Neither Best, Nor Worst: Primo And Epico?
Since we’re all old friends by page three, I figured it’s time to level with you guys: I haven’t followed WWE — especially, ESPECIALLY SmackDown! — super closely since moving to LA a couple of years ago. I read Brandon’s column, obviously, but even that doesn’t cover everything that happens on television. So when Primo and Epico were announced, I literally had not a single idea that this was a tag team that existed. I know who Primo is, but I don’t know Epico from Adamo and I don’t know who their Shelley Martinez v2.0 valet is. I know who Hunico is, but not Epico. Can’t tell an -ico without your program, I guess. They were responsible for two bests, though:
Best: Primo and Epico’s Galavision-Style Theme Song
Man alive, does their theme song rule. It almost sounds like it could be the theme song for a spectacular telenovela in the vein of “Los Heroes Del Norte” or something similar. On a related note, “Los Heroes Del Norte” is amazing and you should watch it, even if (ESPECIALLY if) you don’t speak Spanish.
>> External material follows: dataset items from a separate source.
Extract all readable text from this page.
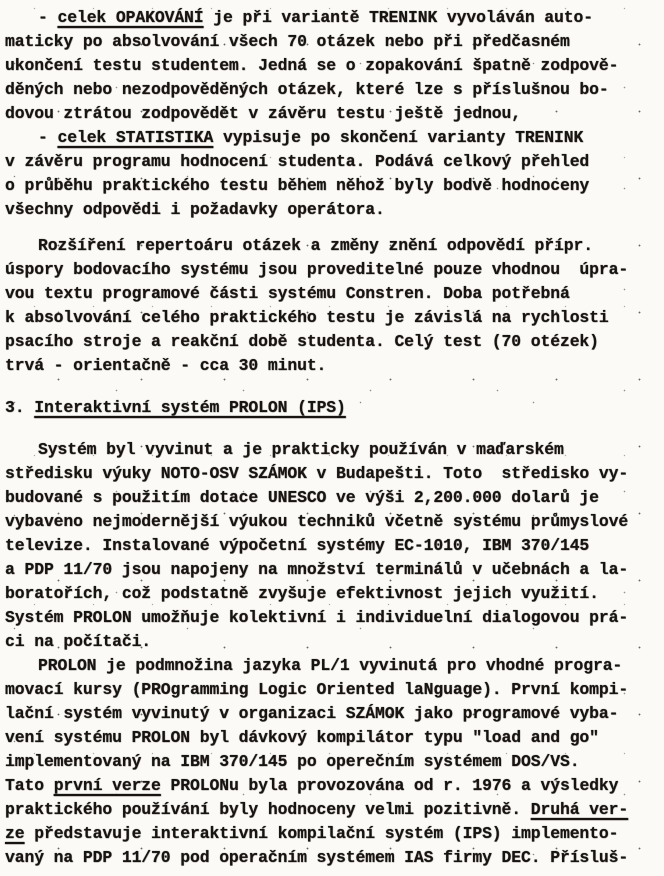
- celek OPAKOVÁNÍ je při variantě TRENINK vyvoláván auto-
maticky po absolvování všech 70 otázek nebo při předčasném
ukončení testu studentem. Jedná se o zopakování špatně zodpově-
děných nebo nezodpověděných otázek, které lze s příslušnou bo-
dovou ztrátou zodpovědět v závěru testu ještě jednou,
- celek STATISTIKA vypisuje po skončení varianty TRENINK
v závěru programu hodnocení studenta. Podává celkový přehled
o průběhu praktického testu během něhož byly bodvě hodnoceny
všechny odpovědi i požadavky operátora.
Rozšíření repertoáru otázek a změny znění odpovědí přípr.
úspory bodovacího systému jsou proveditelné pouze vhodnou  úpra-
vou textu programové části systému Constren. Doba potřebná
k absolvování celého praktického testu je závislá na rychlosti
psacího stroje a reakční době studenta. Celý test (70 otézek)
trvá - orientačně - cca 30 minut.
3. Interaktivní systém PROLON (IPS)
Systém byl vyvinut a je prakticky používán v maďarském
středisku výuky NOTO-OSV SZÁMOK v Budapešti. Toto  středisko vy-
budované s použitím dotace UNESCO ve výši 2,200.000 dolarů je
vybaveno nejmodernější výukou techniků včetně systému průmyslové
televize. Instalované výpočetní systémy EC-1010, IBM 370/145
a PDP 11/70 jsou napojeny na množství terminálů v učebnách a la-
boratořích, což podstatně zvyšuje efektivnost jejich využití.
Systém PROLON umožňuje kolektivní i individuelní dialogovou prá-
ci na počítači.
PROLON je podmnožina jazyka PL/1 vyvinutá pro vhodné progra-
movací kursy (PROgramming Logic Oriented laNguage). První kompi-
lační systém vyvinutý v organizaci SZÁMOK jako programové vyba-
vení systému PROLON byl dávkový kompilátor typu "load and go"
implementovaný na IBM 370/145 po operečním systémem DOS/VS.
Tato první verze PROLONu byla provozována od r. 1976 a výsledky
praktického používání byly hodnoceny velmi pozitivně. Druhá ver-
ze představuje interaktivní kompilační systém (IPS) implemento-
vaný na PDP 11/70 pod operačním systémem IAS firmy DEC. Přísluš-
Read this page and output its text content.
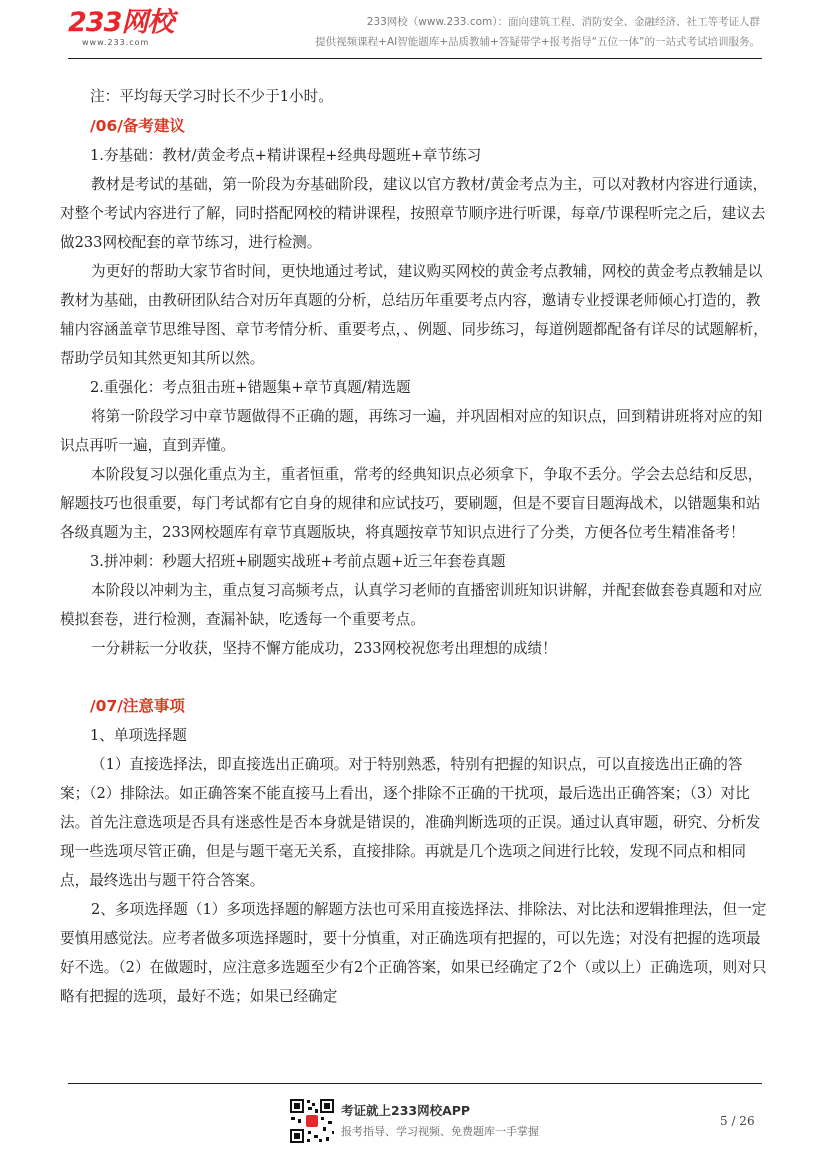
233网校
www.233.com
233网校（www.233.com）：面向建筑工程、消防安全、金融经济、社工等考证人群
提供视频课程+AI智能题库+品质教辅+答疑带学+报考指导“五位一体”的一站式考试培训服务。

注：平均每天学习时长不少于1小时。

/06/备考建议

1.夯基础：教材/黄金考点+精讲课程+经典母题班+章节练习

教材是考试的基础，第一阶段为夯基础阶段，建议以官方教材/黄金考点为主，可以对教材内容进行通读，对整个考试内容进行了解，同时搭配网校的精讲课程，按照章节顺序进行听课，每章/节课程听完之后，建议去做233网校配套的章节练习，进行检测。

为更好的帮助大家节省时间，更快地通过考试，建议购买网校的黄金考点教辅，网校的黄金考点教辅是以教材为基础，由教研团队结合对历年真题的分析，总结历年重要考点内容，邀请专业授课老师倾心打造的，教辅内容涵盖章节思维导图、章节考情分析、重要考点，、例题、同步练习，每道例题都配备有详尽的试题解析，帮助学员知其然更知其所以然。

2.重强化：考点狙击班+错题集+章节真题/精选题

将第一阶段学习中章节题做得不正确的题，再练习一遍，并巩固相对应的知识点，回到精讲班将对应的知识点再听一遍，直到弄懂。

本阶段复习以强化重点为主，重者恒重，常考的经典知识点必须拿下，争取不丢分。学会去总结和反思，解题技巧也很重要，每门考试都有它自身的规律和应试技巧，要刷题，但是不要盲目题海战术，以错题集和站各级真题为主，233网校题库有章节真题版块，将真题按章节知识点进行了分类，方便各位考生精准备考！

3.拼冲刺：秒题大招班+刷题实战班+考前点题+近三年套卷真题

本阶段以冲刺为主，重点复习高频考点，认真学习老师的直播密训班知识讲解，并配套做套卷真题和对应模拟套卷，进行检测，查漏补缺，吃透每一个重要考点。

一分耕耘一分收获，坚持不懈方能成功，233网校祝您考出理想的成绩！

/07/注意事项

1、单项选择题

（1）直接选择法，即直接选出正确项。对于特别熟悉，特别有把握的知识点，可以直接选出正确的答案；（2）排除法。如正确答案不能直接马上看出，逐个排除不正确的干扰项，最后选出正确答案；（3）对比法。首先注意选项是否具有迷惑性是否本身就是错误的，准确判断选项的正误。通过认真审题，研究、分析发现一些选项尽管正确，但是与题干毫无关系，直接排除。再就是几个选项之间进行比较，发现不同点和相同点，最终选出与题干符合答案。

2、多项选择题（1）多项选择题的解题方法也可采用直接选择法、排除法、对比法和逻辑推理法，但一定要慎用感觉法。应考者做多项选择题时，要十分慎重，对正确选项有把握的，可以先选；对没有把握的选项最好不选。（2）在做题时，应注意多选题至少有2个正确答案，如果已经确定了2个（或以上）正确选项，则对只略有把握的选项，最好不选；如果已经确定

考证就上233网校APP
报考指导、学习视频、免费题库一手掌握
5 / 26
Best: Actual Tag Teams, Like With Matching Tights And Everything
Tag team wrestling is good, and it’s fun, and it’s nice that WWE has at least two tag teams now that are enough of a regular thing that they have matching (or at least similar) tights. The tag team title match between “Air Boom” and “Primepico” was solid, harmless fun. They even did solid, harmless high-flying moves. Whenever I see Evan and Kofi in small doses like this, I’m reminded that they’re both impressive as heck at what they do, and perhaps they’re currently in the perfect role. Good for them. If being the WWE’s personal penny loafers is what gets you a paycheck, it beats working for a living.